Then, last week, all of my schools had some kind of grandiose goodbye ceremony for me. It was actually quite embarrassing to be made such a big deal of, particularly because lately I hadn't felt that I'd met any of my goals of being an effective English teacher to my students.

To my surprise, many students approached after these ceremonies and on their own time to tell me about a way that I helped them or a memorable moment that they had with me. Their messages ranged from thanking me for having lunch with them one time when they were having a bad day with their friends, excitedly recounting a time in class when they correctly answered a comprehension question I asked on a San Francisco presentation I had just given (she remembered the question, answer, and type of candy that I gave her as a reward!), thanking me for meeting with them once a week for 20 minutes to have simple conversations with them in English...

None of these things that students were grateful for were things that I had planned or worked towards. They were all things that just... happened. These are the small things that actually made up my students' experience with me--not necessarily the grammar points I taught or the pronunciation practice we did. If it weren't for my students pointing these things out to me, I would have thought of my two years here as an English as a failure. I would have thought "my students still can't say this or do that, no matter how many ways I tried to teach it". Instead, I can be proud of the fact that in some way, my presence and my effort made someone's day--even if just one day--better. In a small way, I've helped in shaping a young mind's view of the world, how it works, and what the world can be in the future.

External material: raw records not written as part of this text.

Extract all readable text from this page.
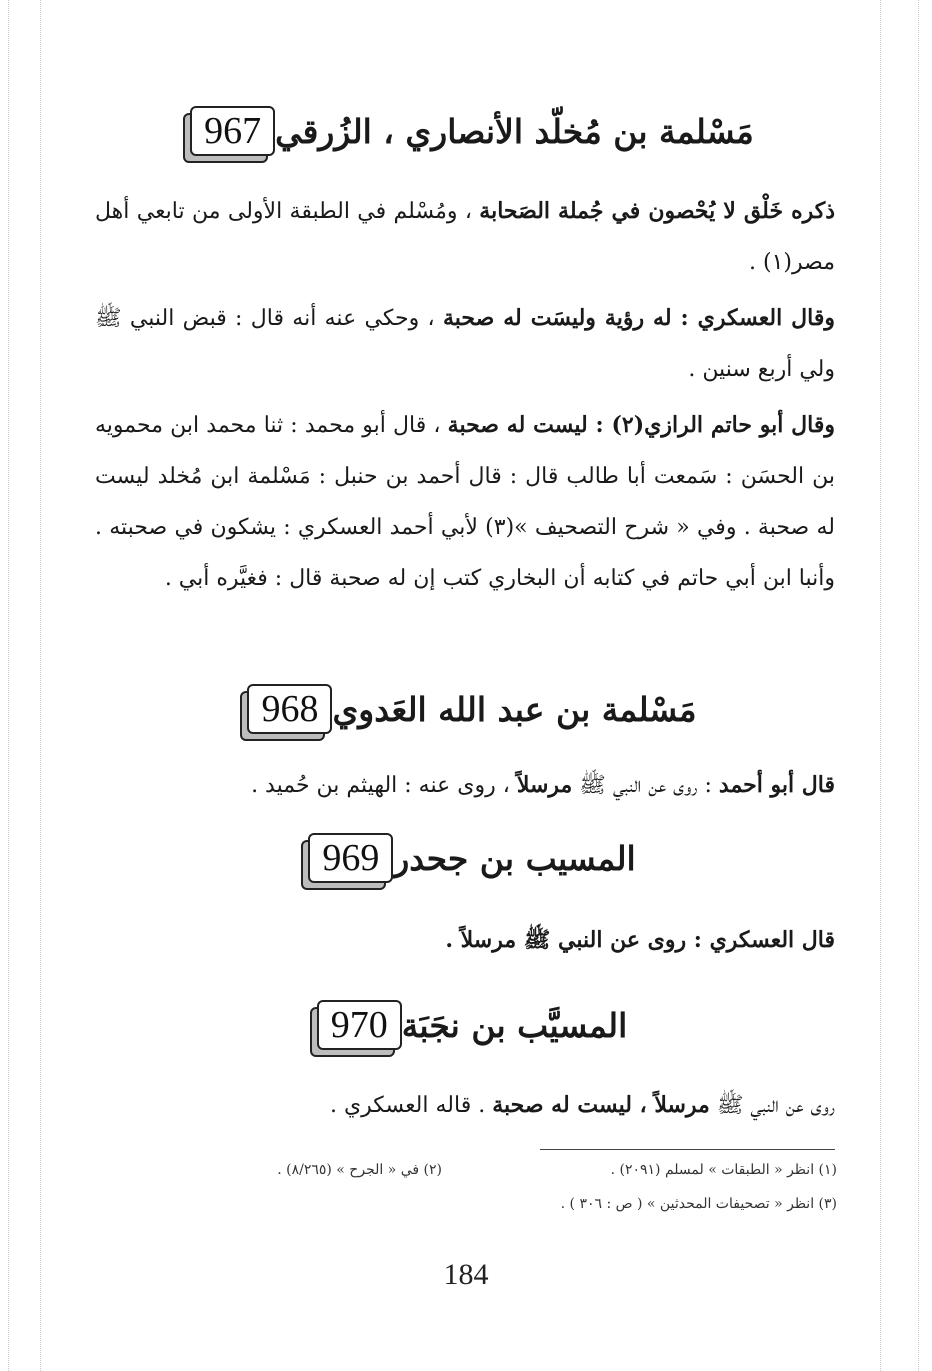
967 مَسْلمة بن مُخلّد الأنصاري ، الزُرقي

ذكره خَلْق لا يُحْصون في جُملة الصَحابة ، ومُسْلم في الطبقة الأولى من تابعي أهل مصر(١) .

وقال العسكري : له رؤية وليسَت له صحبة ، وحكي عنه أنه قال : قبض النبي ﷺ ولي أربع سنين .

وقال أبو حاتم الرازي(٢) : ليست له صحبة ، قال أبو محمد : ثنا محمد ابن محمويه بن الحسَن : سَمعت أبا طالب قال : قال أحمد بن حنبل : مَسْلمة ابن مُخلد ليست له صحبة . وفي « شرح التصحيف »(٣) لأبي أحمد العسكري : يشكون في صحبته . وأنبا ابن أبي حاتم في كتابه أن البخاري كتب إن له صحبة قال : فغيَّره أبي .

968 مَسْلمة بن عبد الله العَدوي

قال أبو أحمد : روى عن النبي ﷺ مرسلاً ، روى عنه : الهيثم بن حُميد .

969 المسيب بن جحدر

قال العسكري : روى عن النبي ﷺ مرسلاً .

970 المسيَّب بن نجَبَة

روى عن النبي ﷺ مرسلاً ، ليست له صحبة . قاله العسكري .

(١) انظر « الطبقات » لمسلم (٢٠٩١) .

(٢) في « الجرح » (٨/٢٦٥) .

(٣) انظر « تصحيفات المحدثين » ( ص : ٣٠٦ ) .

184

6. Speak to others in broken English/Japanese/Tagalog/Spanish/French/whatever is their native language. Know that the goal is never to prove your skill in that language; it's to form some kind of relationship with that person as your coworker, neighbor, host, or new travel buddy or it's for you to improve at least a teensy tiny bit in that language.

My favorite moments with students was when they got creative with the English words that they did know in order to convey more complex ideas to me than "hello-how-are-you-I'm-fine-thank-you". My favorite moments when attempting to speak Japanese was when people patiently saw past my grammar mistakes and waited for me to recall more difficult words in order to carry my end of the conversation. Ultimately, I was able to bond with people across language barriers, which in turn made this little city feel more like home to me... not to mention, I was able to learn a new language from zero.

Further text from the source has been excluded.